Alarmas no sonaron en Casares

Entre las fallas que se registraron en el desarrollo estuvieron las alarmas en los balnearios de Casares y La Boquita en el municipio de Diriamba, que no sonaron. El profesor Willian García, director de la escuela Simón Bolívar de esta localidad, sacó a los estudiantes porque ya sabía la hora exacta en que se daría la práctica ante el evento de un posible tsunami.

Mientras, en Chinandega, los bomberos y ambulancias de Cruz Roja se enfrentaron al bloqueo que ejercen los 5 mil triciclos, el embotellamiento de la avenida central y un hidrante que no podían cerrar.

La comerciante Salvadora Cruz, del mercado central, dijo que hay cuatro puntos de evacuación que se han organizado durante los distintos simulacros pero la gente que invade con panas, canastos y tramos los bloquea a pesar de las capacitaciones.

María del Carmen Silva, que tiene tramo esquinero donde vende ropa, lamentó que el hidrante ubicado entre tiendas y estantes frente al antiguo Cine Alhambra lo pueden abrir pero cerrarlo es un calvario. “Eso tienen que repararlo” dijo la señora.

Por su parte, Henry Ordoñez, transportista, refirió que vio excelente el desplazamiento de las unidades de socorro al momento de sonar las sirenas pero en un momento real peligra que el fuego avance si el hidrante mencionado continua dañado.

En Corinto, pobladores dijeron que de las cuatro sirenas en la ciudad portuaria no sonó la de Barrio Nuevo.

Después del terremoto

A partir del terremoto del 10 de abril de 2014 que el Gobierno central instruyó que se realizaran simulacros ante terremotos. Con el tiempo se decidió que el ejercicio no se limitara al sísmico y se incorporaron otros tipos de amenazas que enfrenta Nicaragua.
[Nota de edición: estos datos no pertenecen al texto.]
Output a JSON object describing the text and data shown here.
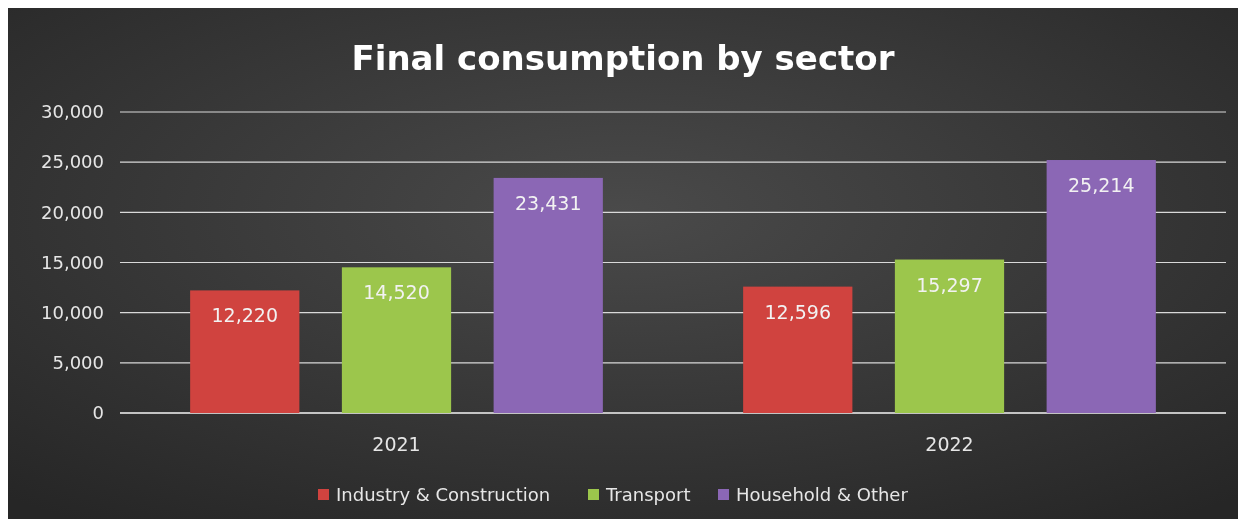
{
  "chart_data": {
    "type": "bar",
    "title": "Final consumption by sector",
    "categories": [
      "2021",
      "2022"
    ],
    "series": [
      {
        "name": "Industry & Construction",
        "color": "#d0433f",
        "values": [
          12220,
          12596
        ],
        "value_labels": [
          "12,220",
          "12,596"
        ]
      },
      {
        "name": "Transport",
        "color": "#9cc64c",
        "values": [
          14520,
          15297
        ],
        "value_labels": [
          "14,520",
          "15,297"
        ]
      },
      {
        "name": "Household & Other",
        "color": "#8b67b5",
        "values": [
          23431,
          25214
        ],
        "value_labels": [
          "23,431",
          "25,214"
        ]
      }
    ],
    "ylim": [
      0,
      30000
    ],
    "yticks": [
      {
        "value": 0,
        "label": "0"
      },
      {
        "value": 5000,
        "label": "5,000"
      },
      {
        "value": 10000,
        "label": "10,000"
      },
      {
        "value": 15000,
        "label": "15,000"
      },
      {
        "value": 20000,
        "label": "20,000"
      },
      {
        "value": 25000,
        "label": "25,000"
      },
      {
        "value": 30000,
        "label": "30,000"
      }
    ],
    "grid": "y",
    "legend": "bottom"
  }
}
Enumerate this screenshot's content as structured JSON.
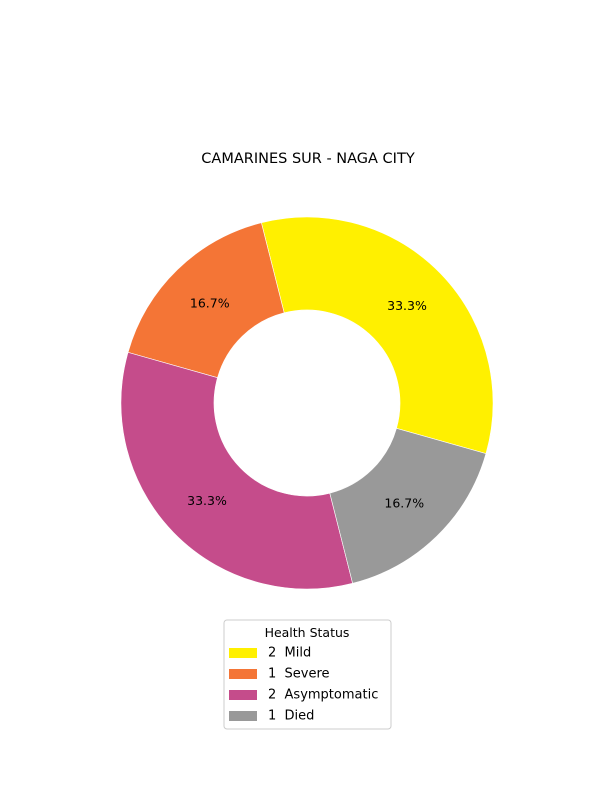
{
  "chart_data": {
    "type": "pie",
    "title": "CAMARINES SUR - NAGA CITY",
    "legend_title": "Health Status",
    "legend_placement": "bottom-center",
    "donut": true,
    "slices": [
      {
        "label": "2  Mild",
        "value": 2,
        "pct_label": "33.3%",
        "color": "#FFF000"
      },
      {
        "label": "1  Severe",
        "value": 1,
        "pct_label": "16.7%",
        "color": "#F47536"
      },
      {
        "label": "2  Asymptomatic",
        "value": 2,
        "pct_label": "33.3%",
        "color": "#C54C8B"
      },
      {
        "label": "1  Died",
        "value": 1,
        "pct_label": "16.7%",
        "color": "#999999"
      }
    ]
  }
}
Además, los ensayos pasaron de ser locales a nacionales. Todos son coordinados por el Sistema Nacional para la Prevención, Mitigación y Atención de Desastres (Sinapred), por ser la institución que encargada de tales emergencias.

10,000
efectivos militares y 2,500 brigadistas voluntarios de la Defensa Civil participaron en el primer ejercicio nacional de prevención ante amenazas múltiples.